Ou seja, o problema não era excesso de pressão. Pelo contrário. Ele relata que a ausência de desafio o consumiu emocionalmente. Portanto, aquilo que externamente parecia conforto, internamente gerava esvaziamento.

Consequentemente, ele buscou ajuda terapêutica. Entretanto, a virada não aconteceu apenas no consultório. Segundo ele, o ponto decisivo surgiu quando compreendeu que precisava romper o ciclo. “Eu vou sair, faltando dois anos para a minha aposentadoria”, relata.

Ainda assim, mesmo sabendo que perderia direitos acumulados ao longo de 34 anos, ele optou por recomeçar. “Eu pedi licença definitiva, perdi todos os direitos que eu tinha de 34 anos”, relembra.

A decisão é a alta

Depois de comunicar sua saída, Ferraz voltou à terapeuta para relatar o que havia feito. A resposta que ouviu sintetiza sua visão sobre mudança. “Ela falou: ‘Então você tá de alta’. Eu falei: ‘Como é que é?’ Ela falou: ‘A sua decisão é a sua alta’”, conta.

Nesse sentido, ele defende que muitas pessoas esperam um cenário perfeito para agir. Contudo, para ele, o movimento é inverso. Primeiro decide-se. Depois constrói-se o caminho.

Por isso, seu primeiro livro recebeu o título “O poder da decisão”. Embora a história da alta terapêutica não esteja na obra, ele afirma que o conceito nasceu exatamente dessa experiência prática.

Além disso, Ferraz reforça que decisão não é impulso. É compromisso. Quando alinhada ao propósito, ela reorganiza a trajetória. “Quando a gente decide, algo impressionante acontece”, afirma.

Dor, coragem e ruptura

Naturalmente, nem toda mudança nasce da clareza. Muitas vezes, surge a dor. Segundo ele, algumas pessoas aprendem por informação; outras, apenas quando o desconforto se torna insustentável. “Alguns aprendem por experiência, outros por informação e outros só pela dor”, observa.

Ainda assim, ele alerta que nem todos respondem ao sofrimento com evolução. Pelo contrário, muitos só mudam quando a dor se torna insuportável. Há quem ignore sinais até o limite extremo. Ainda assim, para quem decide agir, a dor pode se tornar catalisadora de crescimento.

Ferraz exemplifica com histórias que atravessam gerações. Ao citar a trajetória de Jesse Owens, ele destaca o poder de uma frase motivadora transmitida de atleta para atleta. “É uma questão de decisão. Sonhe alto, confie em Deus e dê tudo de si”, relembra.

Assim, ele conecta a decisão à responsabilidade pessoal. Afinal, segundo sua visão, ninguém pode mudar por outra pessoa.

O momento é agora

Existe um timing ideal para mudar? Para Ferraz, a pergunta já nasce equivocada. “O momento certo é agora porque não existe amanhã”, afirma.
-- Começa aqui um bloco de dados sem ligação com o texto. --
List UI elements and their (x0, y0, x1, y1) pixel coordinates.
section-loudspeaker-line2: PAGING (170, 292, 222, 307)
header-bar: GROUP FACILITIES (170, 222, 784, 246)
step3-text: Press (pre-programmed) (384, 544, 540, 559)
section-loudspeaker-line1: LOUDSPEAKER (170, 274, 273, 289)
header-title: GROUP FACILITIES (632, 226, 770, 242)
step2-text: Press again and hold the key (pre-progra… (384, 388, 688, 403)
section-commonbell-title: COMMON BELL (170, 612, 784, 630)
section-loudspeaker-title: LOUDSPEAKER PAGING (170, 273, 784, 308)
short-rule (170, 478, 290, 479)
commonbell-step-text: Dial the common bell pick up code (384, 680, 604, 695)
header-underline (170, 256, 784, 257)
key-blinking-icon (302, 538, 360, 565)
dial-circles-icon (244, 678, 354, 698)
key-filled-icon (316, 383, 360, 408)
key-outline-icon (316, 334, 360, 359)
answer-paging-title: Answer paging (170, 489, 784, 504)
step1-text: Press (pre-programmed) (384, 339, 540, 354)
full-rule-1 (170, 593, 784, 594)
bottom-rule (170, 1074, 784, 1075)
Desse modo, ele argumenta que passado já foi e futuro ainda não existe. Logo, a única janela real de ação é o presente. Portanto, adiar pode significar perpetuar ciclos.

Contudo, ele reconhece que os processos variam. Algumas decisões geram resultados rápidos; outras exigem maturação. Ainda assim, quanto mais cedo se assume responsabilidade, mais cedo se colhem efeitos. “Quanto mais rápido a pessoa tomar a decisão e entender que a mudança depende dela em primeiro lugar e não da ação dos outros, mais cedo ela vai encontrar a solução e a felicidade”, conclui.

No universo do trading, decisões definem resultados. Entretanto, fora dos gráficos, a lógica é semelhante. Quem espera a confirmação perfeita raramente age. Já quem assume o risco calculado — com consciência e propósito — altera o próprio destino.

Para Flávio Ferraz, portanto, a decisão não é apenas uma escolha. É uma ruptura. E, muitas vezes, é a única diferença entre permanecer preso ao passado ou construir um novo destino.